As missões de história permitem conhecer melhor os mercenários e desbloquear novos conteúdos, mas raramente aprofundam verdadeiramente o universo. A narrativa serve mais como pano de fundo do que como motor da experiência.
Ainda assim, há algum mérito na forma como o jogo constrói a sua identidade. A ideia de um bunker que funciona como base de operações, onde investimos recursos para desbloquear melhorias permanentes, cria uma sensação de progressão a longo prazo. Este espaço funciona como um hub entre missões, permitindo ao jogador sentir que está a construir algo, mesmo que lentamente.
Grafismo
Visualmente, Survivor Mercs apresenta um estilo sólido e funcional. Não é um jogo que impressione tecnicamente, mas consegue criar um ambiente coerente com a sua temática. Os mapas são variados e gerados proceduralmente, oferecendo diferentes cenários e layouts que ajudam a manter a frescura entre runs.
Os inimigos, especialmente os bosses, destacam-se pelo seu tamanho e design intimidador. Há uma boa sensação de escala nos confrontos mais intensos, o que contribui para momentos de maior impacto.
No entanto, a clareza visual nem sempre é perfeita. Em situações com muitos inimigos e efeitos no ecrã, pode tornar-se difícil perceber exatamente o que está a acontecer. Isto é um problema comum no género, mas aqui poderia ter sido melhor trabalhado.
Ainda assim, o jogo cumpre bem o seu papel visual. Não deslumbra, mas também não compromete, mantendo uma apresentação consistente ao longo de toda a experiência.

Som
O design de som é um dos elementos mais inconsistentes do jogo. Por um lado, os efeitos sonoros cumprem bem a sua função, transmitindo o impacto dos disparos e das explosões. Por outro, a banda sonora rapidamente se torna repetitiva.

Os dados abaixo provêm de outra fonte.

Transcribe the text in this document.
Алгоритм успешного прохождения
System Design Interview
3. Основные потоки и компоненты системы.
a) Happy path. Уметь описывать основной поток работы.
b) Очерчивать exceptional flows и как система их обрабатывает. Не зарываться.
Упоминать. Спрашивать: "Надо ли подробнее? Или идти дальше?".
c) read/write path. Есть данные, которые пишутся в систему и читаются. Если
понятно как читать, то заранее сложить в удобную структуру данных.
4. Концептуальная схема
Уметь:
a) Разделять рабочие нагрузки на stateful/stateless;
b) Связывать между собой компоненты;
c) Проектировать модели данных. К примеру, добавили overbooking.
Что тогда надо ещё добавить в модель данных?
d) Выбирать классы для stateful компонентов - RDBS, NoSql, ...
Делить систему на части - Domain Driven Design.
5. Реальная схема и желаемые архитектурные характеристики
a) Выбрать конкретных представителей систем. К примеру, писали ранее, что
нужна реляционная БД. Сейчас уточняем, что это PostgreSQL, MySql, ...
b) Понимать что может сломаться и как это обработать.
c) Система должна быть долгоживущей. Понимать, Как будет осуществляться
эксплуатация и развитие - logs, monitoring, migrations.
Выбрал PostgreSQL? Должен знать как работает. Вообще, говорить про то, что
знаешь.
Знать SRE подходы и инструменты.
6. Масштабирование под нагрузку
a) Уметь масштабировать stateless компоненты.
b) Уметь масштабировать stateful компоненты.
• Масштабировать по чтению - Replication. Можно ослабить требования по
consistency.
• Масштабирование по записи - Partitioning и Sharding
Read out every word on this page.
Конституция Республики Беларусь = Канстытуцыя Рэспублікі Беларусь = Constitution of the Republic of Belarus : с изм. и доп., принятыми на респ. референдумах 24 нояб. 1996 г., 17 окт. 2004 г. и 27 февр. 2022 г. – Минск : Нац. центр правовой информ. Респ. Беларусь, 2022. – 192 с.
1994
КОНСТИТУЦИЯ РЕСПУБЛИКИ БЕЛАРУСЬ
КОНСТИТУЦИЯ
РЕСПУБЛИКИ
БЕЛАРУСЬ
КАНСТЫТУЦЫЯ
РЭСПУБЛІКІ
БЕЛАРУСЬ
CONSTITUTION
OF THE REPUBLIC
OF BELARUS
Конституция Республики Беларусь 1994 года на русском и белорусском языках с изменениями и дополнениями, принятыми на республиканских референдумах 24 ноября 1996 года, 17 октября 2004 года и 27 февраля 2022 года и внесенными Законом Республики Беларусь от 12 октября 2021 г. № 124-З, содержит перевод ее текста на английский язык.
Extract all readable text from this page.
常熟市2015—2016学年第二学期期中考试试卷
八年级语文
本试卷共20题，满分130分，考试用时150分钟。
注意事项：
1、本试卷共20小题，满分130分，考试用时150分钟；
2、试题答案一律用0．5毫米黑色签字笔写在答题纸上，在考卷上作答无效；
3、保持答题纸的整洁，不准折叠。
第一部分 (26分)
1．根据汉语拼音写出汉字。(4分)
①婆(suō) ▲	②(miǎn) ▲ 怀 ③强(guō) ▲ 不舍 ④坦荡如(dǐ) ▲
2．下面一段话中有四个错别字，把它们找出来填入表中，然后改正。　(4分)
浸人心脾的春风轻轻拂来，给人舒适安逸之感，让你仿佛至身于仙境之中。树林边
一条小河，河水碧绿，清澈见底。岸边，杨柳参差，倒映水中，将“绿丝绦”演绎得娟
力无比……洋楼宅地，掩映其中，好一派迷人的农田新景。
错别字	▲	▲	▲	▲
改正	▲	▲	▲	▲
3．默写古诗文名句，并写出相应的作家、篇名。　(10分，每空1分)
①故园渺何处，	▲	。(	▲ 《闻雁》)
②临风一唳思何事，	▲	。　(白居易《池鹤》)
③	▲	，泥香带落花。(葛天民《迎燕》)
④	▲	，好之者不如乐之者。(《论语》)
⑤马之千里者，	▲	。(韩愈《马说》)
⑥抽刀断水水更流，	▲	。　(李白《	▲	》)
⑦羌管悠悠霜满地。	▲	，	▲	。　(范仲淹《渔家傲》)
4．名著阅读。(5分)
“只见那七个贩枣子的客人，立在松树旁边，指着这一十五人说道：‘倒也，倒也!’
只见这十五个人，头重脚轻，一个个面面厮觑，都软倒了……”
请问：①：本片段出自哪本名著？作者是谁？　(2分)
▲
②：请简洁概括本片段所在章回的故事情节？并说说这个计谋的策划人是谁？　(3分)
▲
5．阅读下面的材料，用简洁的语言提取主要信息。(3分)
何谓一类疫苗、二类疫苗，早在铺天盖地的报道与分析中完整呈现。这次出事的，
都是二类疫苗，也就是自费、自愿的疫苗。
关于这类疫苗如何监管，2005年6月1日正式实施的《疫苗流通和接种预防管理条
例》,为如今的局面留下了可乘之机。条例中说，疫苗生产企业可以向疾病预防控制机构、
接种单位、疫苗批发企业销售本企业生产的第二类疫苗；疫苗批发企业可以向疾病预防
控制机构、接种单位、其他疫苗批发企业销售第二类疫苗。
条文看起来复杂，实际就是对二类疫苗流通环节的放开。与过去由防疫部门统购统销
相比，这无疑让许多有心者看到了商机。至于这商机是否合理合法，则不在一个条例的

Um dos problemas mais apontados é a forma como a música entra em loop de forma demasiado frequente, tornando-se cansativa após pouco tempo de jogo. Num título que depende tanto da repetição e da duração das sessões, este é um ponto que acaba por afetar negativamente a experiência.

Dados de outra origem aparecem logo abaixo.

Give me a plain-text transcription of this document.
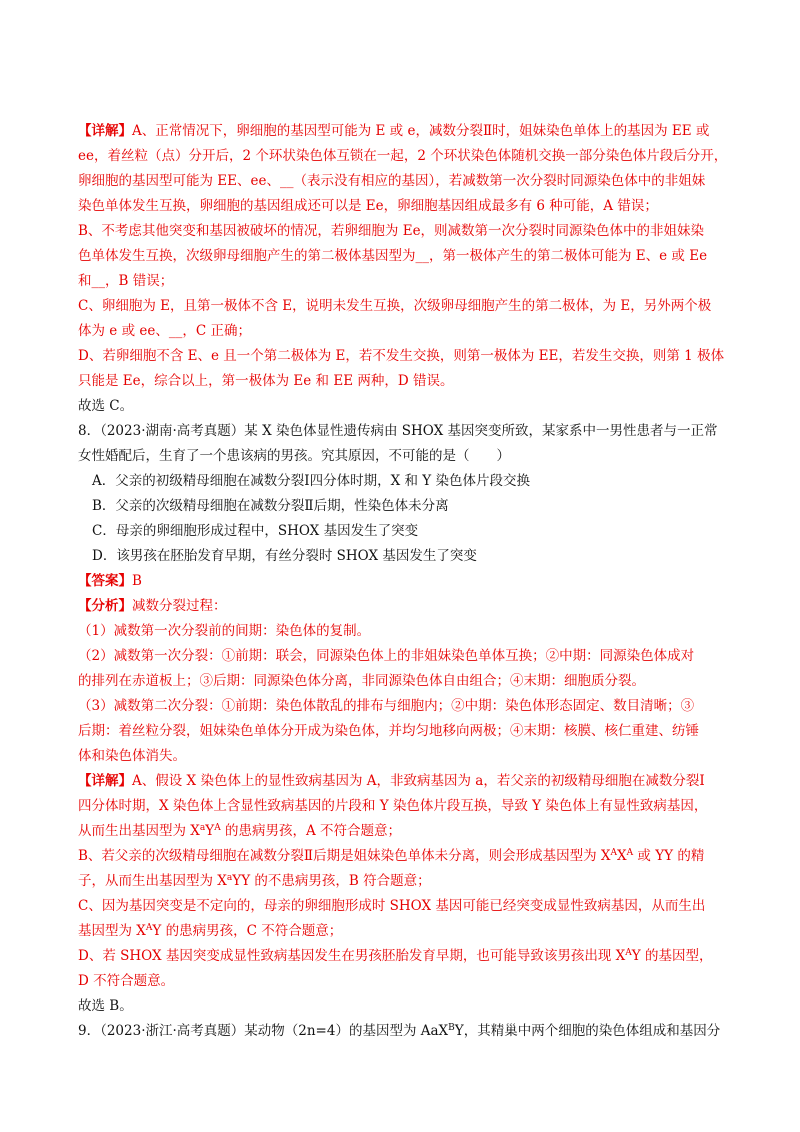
【详解】A、正常情况下，卵细胞的基因型可能为 E 或 e，减数分裂Ⅱ时，姐妹染色单体上的基因为 EE 或
ee，着丝粒（点）分开后，2 个环状染色体互锁在一起，2 个环状染色体随机交换一部分染色体片段后分开，
卵细胞的基因型可能为 EE、ee、__（表示没有相应的基因），若减数第一次分裂时同源染色体中的非姐妹
染色单体发生互换，卵细胞的基因组成还可以是 Ee，卵细胞基因组成最多有 6 种可能，A 错误；
B、不考虑其他突变和基因被破坏的情况，若卵细胞为 Ee，则减数第一次分裂时同源染色体中的非姐妹染
色单体发生互换，次级卵母细胞产生的第二极体基因型为__，第一极体产生的第二极体可能为 E、e 或 Ee
和__，B 错误；
C、卵细胞为 E，且第一极体不含 E，说明未发生互换，次级卵母细胞产生的第二极体，为 E，另外两个极
体为 e 或 ee、__，C 正确；
D、若卵细胞不含 E、e 且一个第二极体为 E，若不发生交换，则第一极体为 EE，若发生交换，则第 1 极体
只能是 Ee，综合以上，第一极体为 Ee 和 EE 两种，D 错误。
故选 C。
8．（2023·湖南·高考真题）某 X 染色体显性遗传病由 SHOX 基因突变所致，某家系中一男性患者与一正常
女性婚配后，生育了一个患该病的男孩。究其原因，不可能的是（　　）
A．父亲的初级精母细胞在减数分裂Ⅰ四分体时期，X 和 Y 染色体片段交换
B．父亲的次级精母细胞在减数分裂Ⅱ后期，性染色体未分离
C．母亲的卵细胞形成过程中，SHOX 基因发生了突变
D．该男孩在胚胎发育早期，有丝分裂时 SHOX 基因发生了突变
【答案】B
【分析】减数分裂过程：
（1）减数第一次分裂前的间期：染色体的复制。
（2）减数第一次分裂：①前期：联会，同源染色体上的非姐妹染色单体互换；②中期：同源染色体成对
的排列在赤道板上；③后期：同源染色体分离，非同源染色体自由组合；④末期：细胞质分裂。
（3）减数第二次分裂：①前期：染色体散乱的排布与细胞内；②中期：染色体形态固定、数目清晰；③
后期：着丝粒分裂，姐妹染色单体分开成为染色体，并均匀地移向两极；④末期：核膜、核仁重建、纺锤
体和染色体消失。
【详解】A、假设 X 染色体上的显性致病基因为 A，非致病基因为 a，若父亲的初级精母细胞在减数分裂Ⅰ
四分体时期，X 染色体上含显性致病基因的片段和 Y 染色体片段互换，导致 Y 染色体上有显性致病基因，
从而生出基因型为 $X^aY^A$ 的患病男孩，A 不符合题意；
B、若父亲的次级精母细胞在减数分裂Ⅱ后期是姐妹染色单体未分离，则会形成基因型为 $X^AX^A$ 或 YY 的精
子，从而生出基因型为 $X^aYY$ 的不患病男孩，B 符合题意；
C、因为基因突变是不定向的，母亲的卵细胞形成时 SHOX 基因可能已经突变成显性致病基因，从而生出
基因型为 $X^AY$ 的患病男孩，C 不符合题意；
D、若 SHOX 基因突变成显性致病基因发生在男孩胚胎发育早期，也可能导致该男孩出现 $X^AY$ 的基因型，
D 不符合题意。
故选 B。
9．（2023·浙江·高考真题）某动物（2n=4）的基因型为 AaX$^B$Y，其精巢中两个细胞的染色体组成和基因分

Falta também alguma variedade e dinamismo na componente sonora. Momentos de maior intensidade poderiam beneficiar de uma adaptação mais evidente da música, reforçando a tensão e a adrenalina.
Conclusão
Survivor Mercs é um jogo com ideias interessantes e uma base sólida, mas que ainda não consegue atingir todo o seu potencial. A combinação de roguelite com gestão de esquadrão e geração aleatória de personagens é apelativa e oferece momentos genuinamente divertidos, especialmente quando surgem sinergias inesperadas entre traços e habilidades.
No entanto, vários problemas impedem o jogo de se destacar verdadeiramente. O grind excessivo, a progressão pouco satisfatória e as limitações na inteligência artificial dos aliados são obstáculos significativos. A sensação de recompensa nem sempre acompanha o esforço investido, o que pode afastar jogadores mais rapidamente.
Ainda assim, há aqui um núcleo promissor. Para quem aprecia o género e procura algo com uma abordagem ligeiramente diferente, Survivor Mercs pode oferecer algumas horas de entretenimento, especialmente em sessões mais casuais ou em cooperação.
No estado atual, é um jogo que parece ainda em construção, com boas fundações mas necessitado de ajustes importantes. Com melhorias no equilíbrio, maior controlo sobre as mecânicas e uma progressão mais gratificante, poderá vir a tornar-se numa proposta muito mais sólida dentro do género. Até lá, é uma experiência interessante, mas com várias arestas por limar.